Château Bellefont Belcier, premier grand clu classé à Saint-Emilion, racheté en décembre 2012 par un investisseur chinois
Château Bellefont Belcier, premier grand clu classé à Saint-Emilion, racheté en décembre 2012 par un investisseur chinois

Mickaël Bosredon

Le mouvement s’est accéléré en 2012, et «pourrait s’accroître en 2013», selon un spécialiste de l’immobilier viticole. Depuis 2008, trente-deux domaines bordelais sont passés sous pavillon chinois. Un trente-troisième, Les vieux Maurins à Saint-Emilion, est en cours d’acquisition. «L’année 2013 s’annonce comme une année charnière, analyse Benoist Simmat, journaliste spécialisé dans l’économie du vin, car des milliers de petits propriétaires dans le Bordelais sont en difficulté, et certains pourraient franchir le pas de la vente.»

Le vignoble et les terroirs «ne sont pas délocalisables»

Mais faut-il avoir peur de cette vague? «On a annoncé un péril jaune, poursuit Benoist Simmat.

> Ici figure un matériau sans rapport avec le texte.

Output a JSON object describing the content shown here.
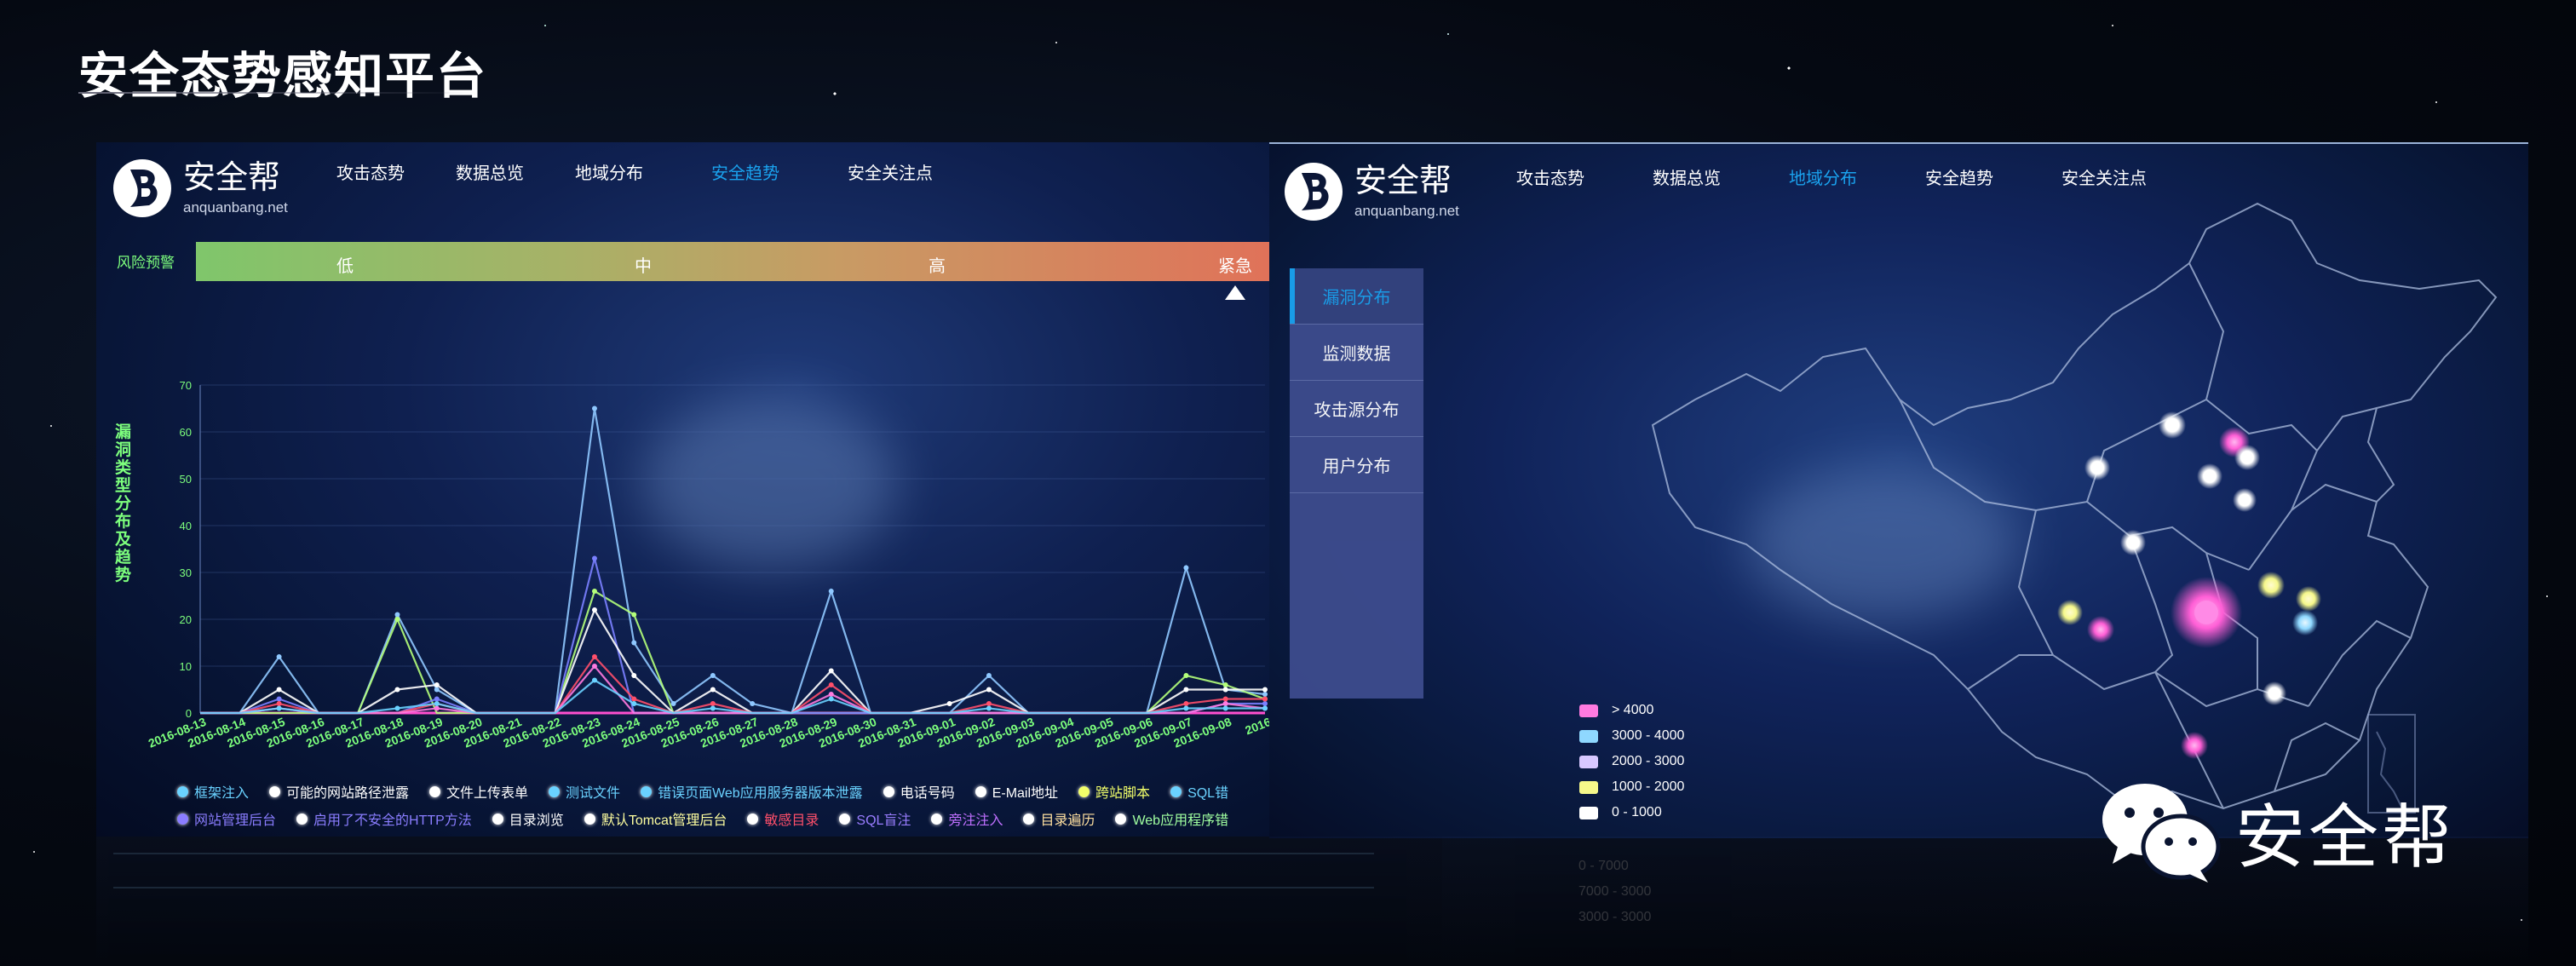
{
  "page_title": "安全态势感知平台",
  "brand": {
    "name": "安全帮",
    "domain": "anquanbang.net",
    "logo_letter": "B"
  },
  "left_panel": {
    "nav": [
      "攻击态势",
      "数据总览",
      "地域分布",
      "安全趋势",
      "安全关注点"
    ],
    "active_nav": "安全趋势",
    "risk": {
      "label": "风险预警",
      "levels": [
        "低",
        "中",
        "高",
        "紧急"
      ],
      "current_level": "紧急"
    },
    "y_axis_label": "漏洞类型分布及趋势",
    "legend_row1": [
      {
        "label": "框架注入",
        "color": "#6ad2ff"
      },
      {
        "label": "可能的网站路径泄露",
        "color": "#ffffff"
      },
      {
        "label": "文件上传表单",
        "color": "#ffffff"
      },
      {
        "label": "测试文件",
        "color": "#6ad2ff"
      },
      {
        "label": "错误页面Web应用服务器版本泄露",
        "color": "#6ad2ff"
      },
      {
        "label": "电话号码",
        "color": "#ffffff"
      },
      {
        "label": "E-Mail地址",
        "color": "#ffffff"
      },
      {
        "label": "跨站脚本",
        "color": "#f2ff6a"
      },
      {
        "label": "SQL错",
        "color": "#6ad2ff"
      }
    ],
    "legend_row2": [
      {
        "label": "网站管理后台",
        "color": "#8a7dff"
      },
      {
        "label": "启用了不安全的HTTP方法",
        "color": "#8a7dff"
      },
      {
        "label": "目录浏览",
        "color": "#ffffff"
      },
      {
        "label": "默认Tomcat管理后台",
        "color": "#ffffa0"
      },
      {
        "label": "敏感目录",
        "color": "#ff4f6a"
      },
      {
        "label": "SQL盲注",
        "color": "#9a7dff"
      },
      {
        "label": "旁注注入",
        "color": "#c070ff"
      },
      {
        "label": "目录遍历",
        "color": "#ffe0a0"
      },
      {
        "label": "Web应用程序错",
        "color": "#a0ffa0"
      }
    ]
  },
  "chart_data": {
    "type": "line",
    "ylim": [
      0,
      70
    ],
    "yticks": [
      0,
      10,
      20,
      30,
      40,
      50,
      60,
      70
    ],
    "x": [
      "2016-08-13",
      "2016-08-14",
      "2016-08-15",
      "2016-08-16",
      "2016-08-17",
      "2016-08-18",
      "2016-08-19",
      "2016-08-20",
      "2016-08-21",
      "2016-08-22",
      "2016-08-23",
      "2016-08-24",
      "2016-08-25",
      "2016-08-26",
      "2016-08-27",
      "2016-08-28",
      "2016-08-29",
      "2016-08-30",
      "2016-08-31",
      "2016-09-01",
      "2016-09-02",
      "2016-09-03",
      "2016-09-04",
      "2016-09-05",
      "2016-09-06",
      "2016-09-07",
      "2016-09-08",
      "2016"
    ],
    "series": [
      {
        "color": "#8fc8ff",
        "values": [
          0,
          0,
          12,
          0,
          0,
          21,
          5,
          0,
          0,
          0,
          65,
          15,
          2,
          8,
          2,
          0,
          26,
          0,
          0,
          0,
          8,
          0,
          0,
          0,
          0,
          31,
          5,
          4
        ]
      },
      {
        "color": "#b4ff7a",
        "values": [
          0,
          0,
          0,
          0,
          0,
          20,
          0,
          0,
          0,
          0,
          26,
          21,
          0,
          0,
          0,
          0,
          0,
          0,
          0,
          0,
          0,
          0,
          0,
          0,
          0,
          8,
          6,
          3
        ]
      },
      {
        "color": "#7a80ff",
        "values": [
          0,
          0,
          3,
          0,
          0,
          0,
          3,
          0,
          0,
          0,
          33,
          0,
          0,
          0,
          0,
          0,
          0,
          0,
          0,
          0,
          0,
          0,
          0,
          0,
          0,
          0,
          2,
          2
        ]
      },
      {
        "color": "#ffffff",
        "values": [
          0,
          0,
          5,
          0,
          0,
          5,
          6,
          0,
          0,
          0,
          22,
          8,
          0,
          5,
          0,
          0,
          9,
          0,
          0,
          2,
          5,
          0,
          0,
          0,
          0,
          5,
          5,
          5
        ]
      },
      {
        "color": "#ff4f6a",
        "values": [
          0,
          0,
          2,
          0,
          0,
          0,
          2,
          0,
          0,
          0,
          12,
          3,
          0,
          2,
          0,
          0,
          6,
          0,
          0,
          0,
          2,
          0,
          0,
          0,
          0,
          2,
          3,
          3
        ]
      },
      {
        "color": "#ff7adf",
        "values": [
          0,
          0,
          1,
          0,
          0,
          0,
          1,
          0,
          0,
          0,
          10,
          0,
          0,
          0,
          0,
          0,
          4,
          0,
          0,
          0,
          0,
          0,
          0,
          0,
          0,
          0,
          2,
          1
        ]
      },
      {
        "color": "#6ad2ff",
        "values": [
          0,
          0,
          1,
          0,
          0,
          1,
          2,
          0,
          0,
          0,
          7,
          2,
          0,
          1,
          0,
          0,
          3,
          0,
          0,
          0,
          1,
          0,
          0,
          0,
          0,
          1,
          1,
          1
        ]
      }
    ]
  },
  "right_panel": {
    "nav": [
      "攻击态势",
      "数据总览",
      "地域分布",
      "安全趋势",
      "安全关注点"
    ],
    "active_nav": "地域分布",
    "side_menu": [
      "漏洞分布",
      "监测数据",
      "攻击源分布",
      "用户分布"
    ],
    "active_menu": "漏洞分布",
    "map_legend": [
      {
        "label": "> 4000",
        "color": "#ff7adf"
      },
      {
        "label": "3000 - 4000",
        "color": "#8fd8ff"
      },
      {
        "label": "2000 - 3000",
        "color": "#d8c8ff"
      },
      {
        "label": "1000 - 2000",
        "color": "#f6f88a"
      },
      {
        "label": "0 - 1000",
        "color": "#ffffff"
      }
    ]
  },
  "watermark": {
    "text": "安全帮"
  },
  "reflection_legend": [
    "0 - 7000",
    "7000 - 3000",
    "3000 - 3000"
  ]
}
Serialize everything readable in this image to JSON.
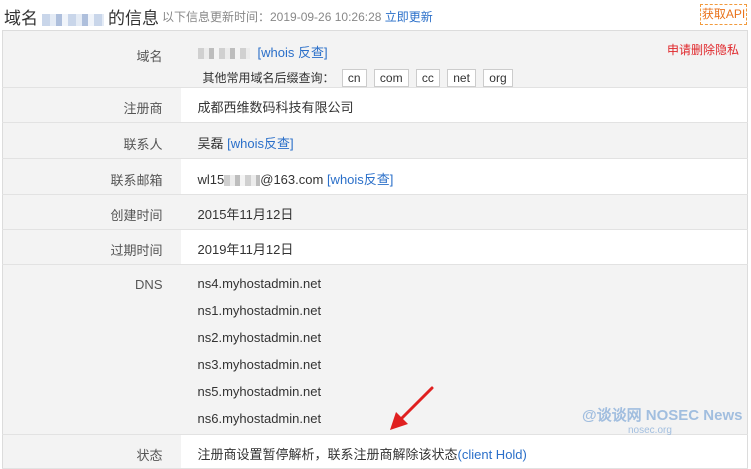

Mais «l’invasion» n’a pas eu lieu. Une trentaine de propriétés dans le Bordelais, sur 9 ou 10.000, c’est dérisoire. Et il n’y a eu qu’une seule opération symbolique, le rachat en décembre de Bellefont-Belcier, premier grand cru classé à Saint-Emilion ; Le reste, ce sont de petites opérations entre un et dix millions d’euros, ce qui reste modeste pour le Bordelais.»

«Bordeaux a toujours compté des investisseurs étrangers, rappelle Laurent Gapenne, vice-président du Conseil interprofessionnel des vins de Bordeaux (CIVB). Il y a eu les Anglais, les Hollandais, les Américains… Les Belges sont à ce jour les investisseurs étrangers les plus représentés, et on n’en parle jamais. Maintenant, ce sont les Chinois qui arrivent, essentiellement des industriels ou de hauts-fonctionnaires.  Et ces personnalités deviennent nos ambassadeurs à l’étranger.» Pour Christophe Château, directeur de communication du CIVB, «un amalgame est fait entre le monde du vin, et celui de l’industrie. Quand des Chinois démantèlent une usine française, effectivement cela peut paraître inquiétant. Mais le vignoble et les terroirs, eux, ne sont pas délocalisables! Chaque fois ils ont gardé les équipes en place, ou fait appel à des professionnels réputés. Ce sont de vrais passionnés.» «Je ne crois pas qu’ils feront appel à de la main d’œuvre chinoise bon marché sur nos terres, ajoute Benoist Simmat. Cela ne s’est, en tout cas, encore jamais produit.»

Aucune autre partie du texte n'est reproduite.